I had been wanting to move into private practice since my internship, but knew that it would take time and experience. I wanted to be able to work one-on-one with people to educate and inspire them to meet their nutritional goals and stay as healthy as possible. The best part about private practice is you get time to spend with your patients to do this. Also, the job requires a lot of multi-tasking, which I love as I enjoy staying busy and love to learn new things.

What advice do you have for dietitians just getting started?

Find a mentor and build a network. It may take some time, but having a good network of other dietitians and health care professionals has been very beneficial – everything from support to commiseration, expertise, and referrals have all been thanks to a good network. A mentor can be incredibly helpful in building your network, as well as answering questions and helping you understand your potential. Also, most importantly, know that it takes time. Many private practices don’t hit a good stride until after their first or even second year of business. You’ll be doing a lot of business development. You may want either a part-time job, or some money saved up until your business becomes steady.

How do you think technology is changing the way dietitians are practicing care?

Technology can be a great way to reach a wider base of clients. Many clients I’ve seen in the traditional office setting have had to work their schedules around seeing me, which can be tough. Technology can help those with exceptionally busy schedules meet with their RD at more convenient times, and/or take commuting to the office out of the scheduling equation. It has helped me with clients in other towns as well- for instance, I have been able to see my clients who have gone off to college or recently moved. The only bad thing is these clients have to pay out of pocket because not all insurance covers tele- or web-health visits.

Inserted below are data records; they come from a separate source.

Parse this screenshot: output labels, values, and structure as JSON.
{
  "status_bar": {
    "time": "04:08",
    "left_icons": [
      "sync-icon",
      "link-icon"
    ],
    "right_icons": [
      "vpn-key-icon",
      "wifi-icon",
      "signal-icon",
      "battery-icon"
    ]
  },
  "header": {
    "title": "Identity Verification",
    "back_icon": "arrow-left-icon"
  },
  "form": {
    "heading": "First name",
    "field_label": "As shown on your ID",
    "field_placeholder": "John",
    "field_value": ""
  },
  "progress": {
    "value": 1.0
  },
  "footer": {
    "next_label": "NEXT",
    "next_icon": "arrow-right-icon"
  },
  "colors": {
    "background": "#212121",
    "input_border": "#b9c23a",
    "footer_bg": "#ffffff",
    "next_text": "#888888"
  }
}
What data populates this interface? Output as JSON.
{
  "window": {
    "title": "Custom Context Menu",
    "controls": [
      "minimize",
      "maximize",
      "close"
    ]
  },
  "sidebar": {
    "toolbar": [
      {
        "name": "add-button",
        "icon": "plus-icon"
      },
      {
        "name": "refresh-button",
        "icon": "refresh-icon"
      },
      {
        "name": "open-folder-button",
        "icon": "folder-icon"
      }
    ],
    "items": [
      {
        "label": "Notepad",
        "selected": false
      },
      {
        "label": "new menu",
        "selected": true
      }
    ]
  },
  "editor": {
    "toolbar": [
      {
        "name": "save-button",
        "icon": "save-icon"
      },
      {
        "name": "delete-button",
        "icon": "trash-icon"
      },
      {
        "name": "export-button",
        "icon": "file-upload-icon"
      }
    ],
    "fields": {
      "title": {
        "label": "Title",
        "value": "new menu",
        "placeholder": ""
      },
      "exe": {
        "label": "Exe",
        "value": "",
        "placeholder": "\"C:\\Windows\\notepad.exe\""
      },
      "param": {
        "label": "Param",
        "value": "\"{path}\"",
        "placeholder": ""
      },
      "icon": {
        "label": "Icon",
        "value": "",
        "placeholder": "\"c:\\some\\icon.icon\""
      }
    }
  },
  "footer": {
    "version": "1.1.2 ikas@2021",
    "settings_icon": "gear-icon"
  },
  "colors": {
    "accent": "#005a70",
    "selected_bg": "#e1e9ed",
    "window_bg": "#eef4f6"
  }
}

Figure out what you do well or who you like to work with. Some dietitians find it hard to specialize, at least at first because they don’t want to exclude anyone (don’t worry, you don’t have to), but there will be areas you do well with or are interested in. This can help direct business better to you, whether through referrals or your webpage SEO. For instance, cooking is my specialty, so I make sure to advertise that I can teach cooking classes. While I haven’t gotten many one-on-one clients to teach cooking to, like I originally thought I would, I’ve had a lot of companies request my business for lunch-and-learns or samples for health fairs.